Factory output declines to record low in March
Czeriza Valencia (The Philippine Star) - April 2, 2020 - 12:00am

MANILA, Philippines — Philippine manufacturing conditions declined sharply to a record low in March as the enforcement of the enhanced community quarantine (ECQ) in Luzon caused several factory shutdowns, according to the latest Manufacturing Purchasing Managers’ Index (PMI) of IHS Markit.

The headline Philippine manufacturing PMI declined to 39.7 in March, down from 52.3 in February. This is well-below expansionary territory – and the lowest in series history – as a reading of below 50 indicates deteriorating business conditions in the sector.

The headline PMI provides a quick overview of the health of the manufacturing sector based on the weighted average of five indicators: new orders (30 percent weight), output (25 percent weight), job creation (20 percent), supplier delivery times (15 percent), and inventories (10 percent).

Declines across all indicators were seen in March as manufacturers struggle to cope with movement restrictions during the lockdown implemented to curb the spread of COVID-19.

Production and customer demand were the key factors leading to weaker business conditions in March as several firms stopped operations while some decreased output at a record pace.

Customer demand also fell sharply because of restrictions on travel and weaker consumption activity. Firms likewise suffered a large drop in overseas sales.

Purchasing activity also fell as firms attempted to recover costs and restructure stocks in line with lower demand. Inventories of pre-production goods thus dropped.

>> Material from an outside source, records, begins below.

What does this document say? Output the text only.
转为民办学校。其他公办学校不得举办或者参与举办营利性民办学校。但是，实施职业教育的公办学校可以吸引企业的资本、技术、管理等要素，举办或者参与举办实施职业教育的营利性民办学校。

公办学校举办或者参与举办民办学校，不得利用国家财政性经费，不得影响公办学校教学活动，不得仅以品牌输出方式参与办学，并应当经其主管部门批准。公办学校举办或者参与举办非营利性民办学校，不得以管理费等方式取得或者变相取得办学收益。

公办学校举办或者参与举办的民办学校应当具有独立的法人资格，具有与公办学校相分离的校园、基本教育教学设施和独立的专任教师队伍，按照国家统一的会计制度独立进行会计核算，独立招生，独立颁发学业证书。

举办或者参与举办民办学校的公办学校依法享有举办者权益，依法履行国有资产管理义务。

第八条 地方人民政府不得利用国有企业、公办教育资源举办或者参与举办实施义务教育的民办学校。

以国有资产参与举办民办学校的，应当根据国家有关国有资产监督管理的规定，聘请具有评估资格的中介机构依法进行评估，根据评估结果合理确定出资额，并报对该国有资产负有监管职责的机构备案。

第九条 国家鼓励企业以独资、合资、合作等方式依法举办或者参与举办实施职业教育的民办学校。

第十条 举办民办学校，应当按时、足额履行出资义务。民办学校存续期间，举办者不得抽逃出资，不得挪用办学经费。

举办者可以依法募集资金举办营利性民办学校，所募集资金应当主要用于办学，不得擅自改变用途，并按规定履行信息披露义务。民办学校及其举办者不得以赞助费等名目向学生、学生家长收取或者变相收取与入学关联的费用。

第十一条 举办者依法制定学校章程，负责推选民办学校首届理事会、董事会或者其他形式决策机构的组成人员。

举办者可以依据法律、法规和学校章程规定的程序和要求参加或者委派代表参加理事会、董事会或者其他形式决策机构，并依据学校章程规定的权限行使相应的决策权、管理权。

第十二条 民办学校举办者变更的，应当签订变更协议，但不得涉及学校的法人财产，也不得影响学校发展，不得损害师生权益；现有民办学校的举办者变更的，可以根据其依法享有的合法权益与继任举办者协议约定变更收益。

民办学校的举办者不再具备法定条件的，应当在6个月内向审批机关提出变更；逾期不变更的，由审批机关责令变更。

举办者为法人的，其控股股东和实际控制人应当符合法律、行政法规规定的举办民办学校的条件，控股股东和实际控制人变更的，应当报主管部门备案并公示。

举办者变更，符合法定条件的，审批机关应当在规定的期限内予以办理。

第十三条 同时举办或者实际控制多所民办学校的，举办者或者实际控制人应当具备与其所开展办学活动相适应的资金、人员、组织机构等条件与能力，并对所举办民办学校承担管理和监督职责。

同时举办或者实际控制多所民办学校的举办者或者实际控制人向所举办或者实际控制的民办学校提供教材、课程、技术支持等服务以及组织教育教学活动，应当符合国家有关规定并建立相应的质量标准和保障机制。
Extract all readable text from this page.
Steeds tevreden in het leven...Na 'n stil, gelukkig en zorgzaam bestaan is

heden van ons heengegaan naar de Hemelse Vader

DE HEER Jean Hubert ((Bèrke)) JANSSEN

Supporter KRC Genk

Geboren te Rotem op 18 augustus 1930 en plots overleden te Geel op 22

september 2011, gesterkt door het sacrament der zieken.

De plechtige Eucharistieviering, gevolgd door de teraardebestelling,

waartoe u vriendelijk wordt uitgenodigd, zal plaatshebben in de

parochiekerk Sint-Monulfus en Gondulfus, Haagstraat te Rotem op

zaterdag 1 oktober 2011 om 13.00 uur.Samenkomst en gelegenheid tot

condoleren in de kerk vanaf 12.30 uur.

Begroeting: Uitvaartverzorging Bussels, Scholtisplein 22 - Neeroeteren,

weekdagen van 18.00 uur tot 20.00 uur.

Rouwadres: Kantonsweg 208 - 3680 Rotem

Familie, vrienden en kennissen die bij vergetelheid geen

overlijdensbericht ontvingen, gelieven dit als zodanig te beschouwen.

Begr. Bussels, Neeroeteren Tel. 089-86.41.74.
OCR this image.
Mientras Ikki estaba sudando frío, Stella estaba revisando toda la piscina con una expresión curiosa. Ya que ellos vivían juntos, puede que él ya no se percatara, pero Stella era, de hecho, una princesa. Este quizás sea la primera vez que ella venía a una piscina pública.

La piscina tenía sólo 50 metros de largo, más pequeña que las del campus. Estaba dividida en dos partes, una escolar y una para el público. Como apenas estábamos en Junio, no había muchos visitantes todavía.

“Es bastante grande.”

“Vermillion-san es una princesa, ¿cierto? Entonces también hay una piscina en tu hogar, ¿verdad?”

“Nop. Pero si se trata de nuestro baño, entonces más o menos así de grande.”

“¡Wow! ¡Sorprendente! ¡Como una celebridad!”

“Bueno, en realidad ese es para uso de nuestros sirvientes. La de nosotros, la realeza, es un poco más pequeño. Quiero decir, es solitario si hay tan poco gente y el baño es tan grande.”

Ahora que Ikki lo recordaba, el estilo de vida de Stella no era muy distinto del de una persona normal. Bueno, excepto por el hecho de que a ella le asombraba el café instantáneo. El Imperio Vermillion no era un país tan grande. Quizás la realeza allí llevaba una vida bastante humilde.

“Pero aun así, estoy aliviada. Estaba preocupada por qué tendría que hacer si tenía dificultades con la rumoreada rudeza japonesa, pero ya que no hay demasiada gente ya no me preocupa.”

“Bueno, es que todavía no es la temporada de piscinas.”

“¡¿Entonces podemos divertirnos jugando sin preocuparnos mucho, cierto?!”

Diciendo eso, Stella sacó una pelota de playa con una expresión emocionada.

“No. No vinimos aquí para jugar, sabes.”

Delivery times also suffered because of border controls and travel restrictions, preventing firms from operating at full capacity.

Factory shutdowns also led firms to lay off employees while those unable to report to work because of travel restrictions resigned.

“The COVID-19 pandemic took its toll on goods production in the Philippines in March as the enforced lockdown of Luzon island led many manufacturers to halt operations until restrictions are lifted. These shutdowns led to sharp declines across the sector, with output, new orders, employment and stocks of purchases all falling at record paces,” said David Owen, economist at IHS Markit.

“In addition, manufacturing sales were stymied in March, with clients having to massively reduce order books amid much weaker consumer demand. Exports were similarly down as surrounding countries enforced their own lockdowns while curtailing foreign orders.”

Outlook among manufacturers in the country fell to its least optimistic in survey history as concerns on the long-term impact of the pandemic weighed on business forecast.

“Unsurprisingly, businesses were much less positive regarding the 12-month future period. With no one knowing the full timeline of the pandemic, the extent of the economic impact remains largely unknown,” said Owen.

Hopes of a swift return to normal operations and rebound in new contracts partly offset downbeat predictions

“Unsurprisingly, businesses were much less positive regarding the 12-month future period. With no one knowing the full timeline of the pandemic, the extent of the economic impact remains largely unknown,” said Owen.

Manufacturing conditions in the ASEAN region also suffered a sharp deterioration in March.

The headline ASEAN Manufacturing PMI fell to 43.4 in March from 50.2 in February, the lowest reading since July 2012. All seven countries covered by the PMI survey registered contractions but the downturn was most severe in Singapore.

All indicators for the region’s manufacturing sector hit record lows, with substantial declines for output and new orders.

“ASEAN manufacturers felt the full force of the coronavirus pandemic in March. The headline PMI dropped to the lowest in the survey’s near eight-year history, amid record contractions of output, new orders, inventories and employment. Notably, March was the first time on record that all of the seven constituent countries posted a deterioration in the health of their respective manufacturing sectors simultaneously,” said Lewis Cooper, IHS Markit economist.

“Restrictive measures stemming from efforts to contain the COVID-19 outbreak and substantial uncertainty surrounding the outlook also eroded firms output expectations during March. Sentiment was the lowest since the series began in mid-2012, although firms still remain, on average, optimistic output will increase over the next 12 months.”